Angélica se rio. Su carcajada fue sensual y profunda.
—No eres el primero.
—Eso ya me lo imaginaba. Eres demasiado experta —la aduló; aunque no era mentira precisamente. Para él había sido la terapeuta perfecta; eso era cierto.
—Pero soy muy exigente a la hora de elegir los hombres con los que comparto esto. No todo el mundo aprecia lo que le puedo ofrecer.
—Muy raros tienen que ser para no disfrutarlo. Yo lo hago.
—Me alegro, Anthony. No sabes cuánto. Ahora tengo que irme —dijo y su tono cambió bruscamente a ese otro más formal que Tony había llegado a asociar con el fin de sus llamadas—. Esta noche ha sido realmente especial. Hablamos pronto. —Colgó el teléfono.
Tony colgó el auricular y se estiró. Esta noche, con Angélica, por primera vez en su vida, había sentido una protección y un socorro que no lo asfixiaban.
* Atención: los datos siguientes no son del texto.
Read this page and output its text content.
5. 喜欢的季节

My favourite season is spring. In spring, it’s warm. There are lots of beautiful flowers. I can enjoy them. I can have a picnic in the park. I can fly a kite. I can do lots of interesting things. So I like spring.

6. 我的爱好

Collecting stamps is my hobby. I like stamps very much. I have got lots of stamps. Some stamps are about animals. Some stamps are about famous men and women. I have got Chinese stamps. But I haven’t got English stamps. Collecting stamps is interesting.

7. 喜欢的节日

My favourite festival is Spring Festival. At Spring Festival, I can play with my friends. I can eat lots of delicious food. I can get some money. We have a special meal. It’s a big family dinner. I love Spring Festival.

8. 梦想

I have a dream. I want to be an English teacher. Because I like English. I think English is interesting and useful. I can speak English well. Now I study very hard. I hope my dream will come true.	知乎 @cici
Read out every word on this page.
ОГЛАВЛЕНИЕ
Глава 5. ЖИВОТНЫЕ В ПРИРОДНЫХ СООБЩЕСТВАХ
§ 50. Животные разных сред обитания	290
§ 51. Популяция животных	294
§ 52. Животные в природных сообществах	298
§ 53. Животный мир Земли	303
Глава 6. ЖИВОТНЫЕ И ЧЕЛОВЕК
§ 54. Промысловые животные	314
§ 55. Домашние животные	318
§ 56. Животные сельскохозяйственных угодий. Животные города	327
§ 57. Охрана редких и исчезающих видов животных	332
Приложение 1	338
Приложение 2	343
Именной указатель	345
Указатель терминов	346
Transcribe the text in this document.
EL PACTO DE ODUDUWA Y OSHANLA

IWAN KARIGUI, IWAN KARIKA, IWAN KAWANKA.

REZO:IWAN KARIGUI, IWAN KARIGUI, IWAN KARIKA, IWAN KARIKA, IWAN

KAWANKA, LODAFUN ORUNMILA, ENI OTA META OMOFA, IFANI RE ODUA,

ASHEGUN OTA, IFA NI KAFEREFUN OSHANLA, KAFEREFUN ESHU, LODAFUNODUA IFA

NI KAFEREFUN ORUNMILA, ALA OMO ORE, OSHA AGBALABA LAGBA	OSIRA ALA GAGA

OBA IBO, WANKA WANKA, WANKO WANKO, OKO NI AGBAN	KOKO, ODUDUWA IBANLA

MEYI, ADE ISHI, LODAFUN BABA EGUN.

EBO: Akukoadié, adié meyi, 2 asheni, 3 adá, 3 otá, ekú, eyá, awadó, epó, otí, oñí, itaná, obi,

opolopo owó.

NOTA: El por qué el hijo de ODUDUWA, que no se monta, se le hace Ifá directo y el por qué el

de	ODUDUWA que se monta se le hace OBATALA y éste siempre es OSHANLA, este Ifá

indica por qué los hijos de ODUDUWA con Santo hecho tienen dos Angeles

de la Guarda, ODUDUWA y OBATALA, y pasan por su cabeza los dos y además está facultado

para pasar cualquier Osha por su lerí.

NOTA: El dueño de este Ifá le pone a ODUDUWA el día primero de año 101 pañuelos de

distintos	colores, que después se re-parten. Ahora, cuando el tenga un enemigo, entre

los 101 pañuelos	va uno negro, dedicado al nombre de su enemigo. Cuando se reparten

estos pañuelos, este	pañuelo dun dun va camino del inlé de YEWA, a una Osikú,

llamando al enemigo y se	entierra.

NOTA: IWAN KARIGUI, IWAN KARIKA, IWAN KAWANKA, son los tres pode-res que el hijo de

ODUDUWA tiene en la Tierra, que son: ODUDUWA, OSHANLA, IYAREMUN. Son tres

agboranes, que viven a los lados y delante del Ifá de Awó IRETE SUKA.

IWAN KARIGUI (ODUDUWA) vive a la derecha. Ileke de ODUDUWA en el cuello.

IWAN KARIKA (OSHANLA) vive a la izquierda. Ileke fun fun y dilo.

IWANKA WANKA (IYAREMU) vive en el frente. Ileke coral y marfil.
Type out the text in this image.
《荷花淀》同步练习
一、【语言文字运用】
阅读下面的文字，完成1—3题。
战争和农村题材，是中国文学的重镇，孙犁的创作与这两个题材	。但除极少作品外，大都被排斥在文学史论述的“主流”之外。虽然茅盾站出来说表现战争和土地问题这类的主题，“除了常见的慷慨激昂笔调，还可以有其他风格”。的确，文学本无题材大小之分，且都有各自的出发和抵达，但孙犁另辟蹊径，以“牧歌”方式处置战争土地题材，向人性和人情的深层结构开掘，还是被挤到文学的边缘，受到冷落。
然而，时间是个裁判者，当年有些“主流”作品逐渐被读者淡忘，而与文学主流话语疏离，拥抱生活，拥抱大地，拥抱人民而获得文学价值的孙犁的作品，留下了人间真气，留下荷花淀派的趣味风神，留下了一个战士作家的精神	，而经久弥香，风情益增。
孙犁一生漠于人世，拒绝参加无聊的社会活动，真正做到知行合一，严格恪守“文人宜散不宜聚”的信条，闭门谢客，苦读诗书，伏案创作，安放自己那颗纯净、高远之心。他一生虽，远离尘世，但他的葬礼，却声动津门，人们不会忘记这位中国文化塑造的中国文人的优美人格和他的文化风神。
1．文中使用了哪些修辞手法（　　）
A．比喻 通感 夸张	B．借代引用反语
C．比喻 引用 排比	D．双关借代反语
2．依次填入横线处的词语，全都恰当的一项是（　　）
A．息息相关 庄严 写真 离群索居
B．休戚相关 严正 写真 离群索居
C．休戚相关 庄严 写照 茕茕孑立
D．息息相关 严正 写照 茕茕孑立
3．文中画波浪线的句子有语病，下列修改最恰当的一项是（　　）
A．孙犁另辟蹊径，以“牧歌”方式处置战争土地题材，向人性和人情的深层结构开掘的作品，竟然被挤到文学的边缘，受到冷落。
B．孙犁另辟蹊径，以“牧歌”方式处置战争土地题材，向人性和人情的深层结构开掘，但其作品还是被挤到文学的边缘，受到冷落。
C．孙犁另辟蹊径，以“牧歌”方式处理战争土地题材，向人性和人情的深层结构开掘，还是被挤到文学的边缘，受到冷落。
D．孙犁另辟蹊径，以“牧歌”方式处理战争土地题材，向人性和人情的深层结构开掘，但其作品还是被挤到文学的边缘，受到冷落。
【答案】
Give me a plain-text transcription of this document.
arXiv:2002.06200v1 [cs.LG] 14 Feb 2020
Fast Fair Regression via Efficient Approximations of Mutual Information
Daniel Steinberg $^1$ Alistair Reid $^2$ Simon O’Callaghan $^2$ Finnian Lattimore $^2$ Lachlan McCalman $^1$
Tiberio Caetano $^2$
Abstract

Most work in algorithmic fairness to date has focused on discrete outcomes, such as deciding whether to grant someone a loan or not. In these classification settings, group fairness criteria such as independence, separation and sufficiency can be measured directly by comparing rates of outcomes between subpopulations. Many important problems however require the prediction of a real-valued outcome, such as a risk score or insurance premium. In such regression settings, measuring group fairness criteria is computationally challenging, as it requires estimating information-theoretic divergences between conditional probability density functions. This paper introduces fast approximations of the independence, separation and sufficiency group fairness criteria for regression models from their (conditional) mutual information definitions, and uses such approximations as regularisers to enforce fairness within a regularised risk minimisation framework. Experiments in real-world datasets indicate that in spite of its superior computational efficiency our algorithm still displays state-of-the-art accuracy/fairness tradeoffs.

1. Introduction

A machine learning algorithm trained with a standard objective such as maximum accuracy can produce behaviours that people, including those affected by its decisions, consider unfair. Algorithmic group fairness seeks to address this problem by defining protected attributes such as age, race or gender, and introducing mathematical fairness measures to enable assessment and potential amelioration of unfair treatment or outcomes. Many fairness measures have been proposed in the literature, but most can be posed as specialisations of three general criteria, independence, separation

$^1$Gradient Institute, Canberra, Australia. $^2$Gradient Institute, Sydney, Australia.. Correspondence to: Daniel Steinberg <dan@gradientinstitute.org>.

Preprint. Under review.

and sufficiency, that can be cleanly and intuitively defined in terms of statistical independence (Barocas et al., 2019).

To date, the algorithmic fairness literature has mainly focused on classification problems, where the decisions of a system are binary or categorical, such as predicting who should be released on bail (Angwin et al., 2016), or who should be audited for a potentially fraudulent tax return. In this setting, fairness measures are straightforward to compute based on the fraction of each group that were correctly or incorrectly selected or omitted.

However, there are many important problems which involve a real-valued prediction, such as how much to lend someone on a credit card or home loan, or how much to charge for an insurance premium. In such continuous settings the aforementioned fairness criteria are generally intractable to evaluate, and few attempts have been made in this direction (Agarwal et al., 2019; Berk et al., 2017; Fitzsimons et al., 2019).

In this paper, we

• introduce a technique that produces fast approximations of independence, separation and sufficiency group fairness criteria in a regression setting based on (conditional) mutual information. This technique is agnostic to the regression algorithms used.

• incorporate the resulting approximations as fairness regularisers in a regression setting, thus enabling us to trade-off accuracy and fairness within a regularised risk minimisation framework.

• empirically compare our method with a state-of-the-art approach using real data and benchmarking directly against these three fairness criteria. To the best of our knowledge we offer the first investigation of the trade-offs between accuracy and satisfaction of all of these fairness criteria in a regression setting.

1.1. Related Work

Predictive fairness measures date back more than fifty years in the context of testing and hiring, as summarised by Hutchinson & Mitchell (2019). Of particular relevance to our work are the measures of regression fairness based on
Sabía que su abuela lo había querido y cuidado, pero la suya nunca había sido una familia representativa y su amor había sido brusco y práctico, para cubrir sus necesidades en vez de las de Tony. Ahora era consciente de que las mujeres con las que había estado en el pasado eran clones emocionales de su abuela. Gracias a Angélica, tenía la esperanza de que el patrón se hubiera roto. Bastante daño había padecido a lo largo de los años.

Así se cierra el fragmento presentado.